The journal is also the featured attraction of "The Red Book of C.G. Jung: Creation of a New Cosmology" at UCLA's Hammer Museum. The show, which also includes a series of sketches and various oil, chalk and tempera paintings, affords visitors a close (behind glass, of course) encounter with one of psychology's most significant texts—one devoid of any of the theories or jargon of the field itself.
No question it's the field's most beautiful—illuminated (in the style of a medieval manuscript) by Jung's own hand. Beyond the carefully scribed, often gothic-like calligraphy are hundreds of blazingly colored, strikingly detailed paintings depicting Jung's self-imposed hallucinations. (Mr. Shamdasani says Jung was able to do this by using writing to connect with his soul and then visualizing a scene until characters emerged.)

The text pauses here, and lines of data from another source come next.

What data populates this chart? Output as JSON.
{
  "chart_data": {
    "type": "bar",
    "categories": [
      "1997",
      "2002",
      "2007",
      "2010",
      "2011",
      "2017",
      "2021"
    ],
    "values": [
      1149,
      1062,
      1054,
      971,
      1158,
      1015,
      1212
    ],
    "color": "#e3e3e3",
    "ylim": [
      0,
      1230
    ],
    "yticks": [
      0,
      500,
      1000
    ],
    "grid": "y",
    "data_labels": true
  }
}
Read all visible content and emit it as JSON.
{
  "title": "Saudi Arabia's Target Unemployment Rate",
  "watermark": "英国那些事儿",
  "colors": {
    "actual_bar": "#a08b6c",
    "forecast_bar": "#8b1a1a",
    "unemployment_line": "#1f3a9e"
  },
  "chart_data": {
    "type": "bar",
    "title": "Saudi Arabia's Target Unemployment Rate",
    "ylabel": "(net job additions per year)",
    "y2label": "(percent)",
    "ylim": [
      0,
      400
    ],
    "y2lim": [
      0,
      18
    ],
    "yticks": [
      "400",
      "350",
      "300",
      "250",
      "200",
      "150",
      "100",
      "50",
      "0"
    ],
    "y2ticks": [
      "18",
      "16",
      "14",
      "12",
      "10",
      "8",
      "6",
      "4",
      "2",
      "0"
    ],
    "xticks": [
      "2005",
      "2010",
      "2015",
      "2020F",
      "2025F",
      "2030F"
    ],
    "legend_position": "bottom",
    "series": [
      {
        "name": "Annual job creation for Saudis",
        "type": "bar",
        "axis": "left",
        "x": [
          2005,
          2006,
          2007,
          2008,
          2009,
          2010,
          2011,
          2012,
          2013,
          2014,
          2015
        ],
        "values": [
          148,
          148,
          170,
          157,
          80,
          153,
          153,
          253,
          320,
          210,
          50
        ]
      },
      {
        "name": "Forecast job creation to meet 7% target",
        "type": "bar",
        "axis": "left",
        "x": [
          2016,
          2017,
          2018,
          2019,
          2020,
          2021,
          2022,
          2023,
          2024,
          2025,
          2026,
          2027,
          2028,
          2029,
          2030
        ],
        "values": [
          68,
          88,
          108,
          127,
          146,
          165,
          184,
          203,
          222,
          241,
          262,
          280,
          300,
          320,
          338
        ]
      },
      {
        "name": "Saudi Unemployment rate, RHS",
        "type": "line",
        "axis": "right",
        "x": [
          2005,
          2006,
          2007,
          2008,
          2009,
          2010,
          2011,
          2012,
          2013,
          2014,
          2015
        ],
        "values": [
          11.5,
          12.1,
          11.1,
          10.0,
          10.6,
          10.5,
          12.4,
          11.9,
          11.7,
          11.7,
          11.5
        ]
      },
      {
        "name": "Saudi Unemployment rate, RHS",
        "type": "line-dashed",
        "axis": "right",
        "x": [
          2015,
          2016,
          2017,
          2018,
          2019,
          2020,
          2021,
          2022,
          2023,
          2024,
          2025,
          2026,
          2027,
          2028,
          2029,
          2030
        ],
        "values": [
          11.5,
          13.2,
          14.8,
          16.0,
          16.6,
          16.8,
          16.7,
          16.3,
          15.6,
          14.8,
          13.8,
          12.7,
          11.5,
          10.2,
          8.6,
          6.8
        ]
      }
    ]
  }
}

One of the more stunning works on display (image 125) depicts one of Jung's childhood daydreams "in which," writes Mr. Shamdasani, "Alsace is submerged by water, [and] Basle is turned into a port" in the bottom third of the picture. Hovering above is a human figure—legs in lotus position, arms reaching above to support a jug that is connected to a huge mandala with pointillist-like flourishes of red, orange, pink, white, purple and blue.
But don't expect the book's editor to provide his analysis.
"I approach these as a historian," says Mr. Shamdasani, a professor at University College London, "so I refrain from speculation or interpretation of the images. It's not 100% clear—it's clear that Jung thought about each element of these images, and sometimes said it would take him many years to figure out what they actually meant."
No doubt, Jung was captivated by mandalas, not merely because of his attraction to Eastern philosophy, but also because he saw the circular images as, according to Mr. Shamdasani, "representing the self or totality of the personality." Included in the show is Jung's first-known mandala-inspired work, "Systema mundi totius" (image 105), which he illustrated in 1916. The brightly hued circular graphic forms, Mr. Shamdasani says, "represent a pictorial cosmology of the work he was engaged in at that time, which he called 'The Seven Servants to the Dead.' He had a striking parapsychological event in the winter of that year, in which the dead, whom he'd encountered in his fantasies about two years earlier, end up at his door."
Jung also came across divinities, exemplified by a tempera and gold bronze-on-cardboard piece he painted in 1917. Though it isn't part of "The Red Book," its back contains a passage from the text that Jung inscribed referencing the Cabiri, a group of Greek gods thought to promote fertility. "He who wishes to conquer new land brings down the bridges behind him," Jung writes. "Let us not exist anymore. We are the thousand canals in which everything also flows back again into its origin . . . " While the text seems only tangentially related to multiplying fruitfully, it does suggest Jung's broader message of deconstructing and reconstructing one's soul.
As for the original book itself, open to pages 54 and 55, one might think those two pages had special significance. But Mr. Shamdasani says (while laughing) that the choice was made "simply by taking a look at what [the Hammer Museum] liked."
One footnote: The volume—which resided in a locked cupboard in Jung's Kusnacht house in the Zurich suburbs after his death in 1961 and was transferred to a bank in 1984—was never finished. "My acquaintance with alchemy took me away from it," Jung wrote in the book's epilogue in 1959, when he finally returned to the work. But he stopped in midsentence, as he had done with the original text.
As Jung explained on the final page: "to the superficial observer, it will appear like madness." Yet Mr. Shamdasani says Jung was engaged in a clearly controlled experiment. "There wasn't anything like a psychosis," he insists. In fact, what emerged during what many describe as a crippling depression were Jung's groundbreaking theories on archetypes, the collective unconscious, and the process of individuation—the interior work one must engage in to become a person or individual.